New Jersey's common law rule regarding owner liability is not designed to protect the injured party . . . or to protect the driver. It is designed to shield an owner from liability in cases in which the owner has not been negligent and in which the culpable driver is not related to the owner in a way that will justify the imposition of vicarious liability. . . . That shield is consistent with the principle that tort liability in the context of automobile-related personal injuries is based on fault.
[Haggerty v. Cedeno, supra, 279 N.J. Super. at 611- 612.]
New Jersey's policy is thus to decline to impose liability in the absence of fault on the part of the owner or in the absence of a special relationship which would justify imparting the fault of the negligent driver to the non-culpable owner.
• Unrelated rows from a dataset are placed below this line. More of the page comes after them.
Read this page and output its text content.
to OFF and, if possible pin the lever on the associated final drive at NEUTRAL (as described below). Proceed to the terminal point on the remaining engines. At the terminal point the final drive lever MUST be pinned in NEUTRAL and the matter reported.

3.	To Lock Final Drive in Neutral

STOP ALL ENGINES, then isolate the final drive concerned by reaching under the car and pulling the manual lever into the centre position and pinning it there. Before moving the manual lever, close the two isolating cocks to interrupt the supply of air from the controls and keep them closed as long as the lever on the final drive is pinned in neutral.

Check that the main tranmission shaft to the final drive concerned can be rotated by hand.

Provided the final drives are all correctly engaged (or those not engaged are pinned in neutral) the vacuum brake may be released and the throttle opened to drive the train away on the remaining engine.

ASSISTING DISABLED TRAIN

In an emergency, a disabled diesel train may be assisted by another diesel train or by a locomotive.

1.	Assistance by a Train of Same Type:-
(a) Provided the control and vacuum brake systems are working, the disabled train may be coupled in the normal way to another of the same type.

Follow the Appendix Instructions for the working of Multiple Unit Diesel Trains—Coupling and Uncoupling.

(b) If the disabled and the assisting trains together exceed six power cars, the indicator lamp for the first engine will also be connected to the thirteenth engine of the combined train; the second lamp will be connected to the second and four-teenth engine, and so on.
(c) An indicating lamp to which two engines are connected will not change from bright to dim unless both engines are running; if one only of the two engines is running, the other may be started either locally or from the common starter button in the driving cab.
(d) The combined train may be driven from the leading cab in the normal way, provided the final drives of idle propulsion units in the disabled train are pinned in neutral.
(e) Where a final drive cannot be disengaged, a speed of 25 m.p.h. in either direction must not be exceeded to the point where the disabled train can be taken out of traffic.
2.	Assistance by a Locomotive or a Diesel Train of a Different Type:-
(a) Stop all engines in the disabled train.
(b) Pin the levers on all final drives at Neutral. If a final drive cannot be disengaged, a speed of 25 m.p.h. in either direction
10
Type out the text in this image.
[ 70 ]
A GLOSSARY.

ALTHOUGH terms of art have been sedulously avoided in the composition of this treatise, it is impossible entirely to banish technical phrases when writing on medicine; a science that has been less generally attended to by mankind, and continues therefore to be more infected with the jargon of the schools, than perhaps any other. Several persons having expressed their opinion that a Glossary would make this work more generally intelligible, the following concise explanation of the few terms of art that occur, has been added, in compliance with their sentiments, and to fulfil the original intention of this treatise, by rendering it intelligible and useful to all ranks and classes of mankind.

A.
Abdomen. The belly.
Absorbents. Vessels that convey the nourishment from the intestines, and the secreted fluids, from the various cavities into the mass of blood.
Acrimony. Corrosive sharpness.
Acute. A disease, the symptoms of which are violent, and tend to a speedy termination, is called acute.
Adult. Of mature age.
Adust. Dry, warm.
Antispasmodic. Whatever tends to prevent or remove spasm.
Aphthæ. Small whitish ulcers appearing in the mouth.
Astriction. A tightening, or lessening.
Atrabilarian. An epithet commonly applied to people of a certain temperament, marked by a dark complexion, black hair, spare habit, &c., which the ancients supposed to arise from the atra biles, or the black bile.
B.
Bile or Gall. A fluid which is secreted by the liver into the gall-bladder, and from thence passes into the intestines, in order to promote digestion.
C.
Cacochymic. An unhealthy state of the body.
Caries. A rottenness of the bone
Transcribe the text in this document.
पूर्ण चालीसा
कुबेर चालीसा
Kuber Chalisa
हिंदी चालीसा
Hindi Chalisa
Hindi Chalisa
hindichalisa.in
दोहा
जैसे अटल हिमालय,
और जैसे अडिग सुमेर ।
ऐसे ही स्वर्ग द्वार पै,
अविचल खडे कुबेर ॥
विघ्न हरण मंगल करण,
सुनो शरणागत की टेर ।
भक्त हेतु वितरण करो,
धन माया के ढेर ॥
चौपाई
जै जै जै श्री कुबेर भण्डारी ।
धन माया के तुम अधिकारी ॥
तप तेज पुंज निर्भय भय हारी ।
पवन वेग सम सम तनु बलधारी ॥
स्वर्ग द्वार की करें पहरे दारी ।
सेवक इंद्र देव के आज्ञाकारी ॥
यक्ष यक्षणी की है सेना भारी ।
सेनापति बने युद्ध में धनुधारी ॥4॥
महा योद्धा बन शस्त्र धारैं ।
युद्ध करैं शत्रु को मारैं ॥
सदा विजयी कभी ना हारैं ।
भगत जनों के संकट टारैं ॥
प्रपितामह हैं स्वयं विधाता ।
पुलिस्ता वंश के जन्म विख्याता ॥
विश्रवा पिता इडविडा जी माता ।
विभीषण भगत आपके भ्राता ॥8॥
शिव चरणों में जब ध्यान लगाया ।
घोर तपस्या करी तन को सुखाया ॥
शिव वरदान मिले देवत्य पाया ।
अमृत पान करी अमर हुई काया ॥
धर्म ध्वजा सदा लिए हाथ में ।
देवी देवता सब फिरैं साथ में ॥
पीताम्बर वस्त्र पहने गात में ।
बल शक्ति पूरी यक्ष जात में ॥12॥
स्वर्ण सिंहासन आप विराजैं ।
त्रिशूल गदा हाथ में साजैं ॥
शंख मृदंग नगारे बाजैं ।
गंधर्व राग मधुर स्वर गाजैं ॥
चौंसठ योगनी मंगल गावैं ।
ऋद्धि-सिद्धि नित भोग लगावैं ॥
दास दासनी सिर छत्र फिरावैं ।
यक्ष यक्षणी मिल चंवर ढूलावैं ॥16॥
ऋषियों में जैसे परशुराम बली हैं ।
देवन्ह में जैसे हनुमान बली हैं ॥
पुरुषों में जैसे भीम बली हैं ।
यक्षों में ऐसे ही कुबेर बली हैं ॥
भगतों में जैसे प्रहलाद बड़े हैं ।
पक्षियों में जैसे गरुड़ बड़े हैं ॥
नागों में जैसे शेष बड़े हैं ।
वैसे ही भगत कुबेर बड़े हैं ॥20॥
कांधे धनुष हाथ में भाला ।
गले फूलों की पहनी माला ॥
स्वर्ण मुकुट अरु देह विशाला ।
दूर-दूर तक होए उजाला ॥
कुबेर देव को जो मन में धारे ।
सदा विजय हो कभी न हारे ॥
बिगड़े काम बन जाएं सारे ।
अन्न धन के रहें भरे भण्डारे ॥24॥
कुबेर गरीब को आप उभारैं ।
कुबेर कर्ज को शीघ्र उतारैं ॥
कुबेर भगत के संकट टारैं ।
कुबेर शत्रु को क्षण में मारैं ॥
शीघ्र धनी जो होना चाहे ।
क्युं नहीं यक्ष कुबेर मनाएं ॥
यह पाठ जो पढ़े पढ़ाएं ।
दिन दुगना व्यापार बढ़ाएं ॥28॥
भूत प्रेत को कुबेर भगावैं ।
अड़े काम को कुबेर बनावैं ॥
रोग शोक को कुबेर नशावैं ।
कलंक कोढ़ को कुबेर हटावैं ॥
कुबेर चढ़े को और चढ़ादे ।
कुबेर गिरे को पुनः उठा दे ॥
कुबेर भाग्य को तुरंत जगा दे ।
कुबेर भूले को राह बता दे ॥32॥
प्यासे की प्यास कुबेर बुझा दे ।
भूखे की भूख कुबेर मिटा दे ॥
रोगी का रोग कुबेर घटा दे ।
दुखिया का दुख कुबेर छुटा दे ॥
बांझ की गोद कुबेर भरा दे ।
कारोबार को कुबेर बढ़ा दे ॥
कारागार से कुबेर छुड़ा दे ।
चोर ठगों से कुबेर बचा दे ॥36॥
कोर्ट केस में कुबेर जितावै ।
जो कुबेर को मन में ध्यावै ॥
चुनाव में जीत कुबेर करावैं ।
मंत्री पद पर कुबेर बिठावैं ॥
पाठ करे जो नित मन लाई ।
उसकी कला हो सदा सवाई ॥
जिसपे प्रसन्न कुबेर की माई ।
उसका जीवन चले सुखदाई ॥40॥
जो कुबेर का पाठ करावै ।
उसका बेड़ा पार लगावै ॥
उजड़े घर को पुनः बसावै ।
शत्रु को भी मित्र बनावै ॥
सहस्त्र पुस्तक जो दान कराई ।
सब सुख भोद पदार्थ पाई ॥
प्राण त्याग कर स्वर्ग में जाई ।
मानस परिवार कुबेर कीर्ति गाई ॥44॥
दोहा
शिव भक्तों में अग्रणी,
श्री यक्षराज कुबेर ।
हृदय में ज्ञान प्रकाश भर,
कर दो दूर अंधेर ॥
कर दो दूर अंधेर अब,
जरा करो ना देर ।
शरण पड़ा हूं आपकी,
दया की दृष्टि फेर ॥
New York's policy, on the other hand, is two-fold: it is designed to protect those injured in automobile accidents and to "`discourage owners from lending their vehicles to incompetent or irresponsible drivers'". Haggerty v. Cedeno, supra, 279 N.J. Super. at 609 (quoting Report of the New York Law Revision Commission at 593 (1958)). See Greenfeder v. Jarvis, 302 N.J. Super. 153, 161 (App. Div. 1997) ("The policy of the Connecticut statute is to act as an incentive to lessors of motor vehicles to lease only to competent individuals in order to further the state's goal of safety upon its highways through its police power"). While the goal of § 388 may be safer highways, § 388 does not purport to regulate the conduct of the operator on the road; rather, it enunciates rules for distribution of loss. Buglioli v. Enterprise Rent- A-Car, 811 F. Supp. 105, 108 (E.D.N.Y.), aff'd, 999 F.2d 536 (2nd Cir. 1993).
New York's contact with this matter is only that the accident which gave rise to the claims occurred within its borders. We are satisfied that that contact is, by itself, insufficient to warrant selection of § 388 as the governing law, for courts have recognized that to invoke § 388 "there must be a connection between the vehicle and its owner on the one hand and the state of New York [on the other]." Klippel v. U-Haul Co. of Northeastern Michigan, 759 F.2d 1176, 1180 (4th Cir. 1985) (New York residents were not entitled to invoke § 388 after an accident in South Carolina involving Michigan vehicle rented in Florida). New York courts have also required such a linkage. Coleman v. Alamo Rent-A-Car, Inc., 660 N.Y.S.2d 733 (1997) (Lessor of vehicle rented in North Carolina not liable under § 388 to New York residents injured in accident in Virginia).
Haggerty v. Cedeno, supra, provides an example of the required connection between the vehicle and its owner and the state of New York. In that case, we affirmed a trial court's decision that § 388 did apply in the context of a suit by a New Jersey resident for injuries received when she was struck in Elizabeth, New Jersey by a vehicle rented in New Jersey. The vehicle, however, was registered in New York and the owner's principal place of business was in New York. Here, there is absolutely no connection between the vehicle that Mr. Su and Mr. Chen rented and New York, other than that it happened to be passing through the state. Nor is there a connection between New York and Freedom River, the owner of the vehicle.
New York has no interest in the application of § 388 to this matter, which does not involve New York residents, New York vehicles, New York owners or a New York rental agreement. Nor does the statute implicate a standard of care for drivers using New York roadways. We are satisfied that New Jersey's contacts with this matter, both in quality and in quantity, outweigh New York's and that, in consequence, the matter is governed by New Jersey's common law.
Reversed and remanded for further proceedings.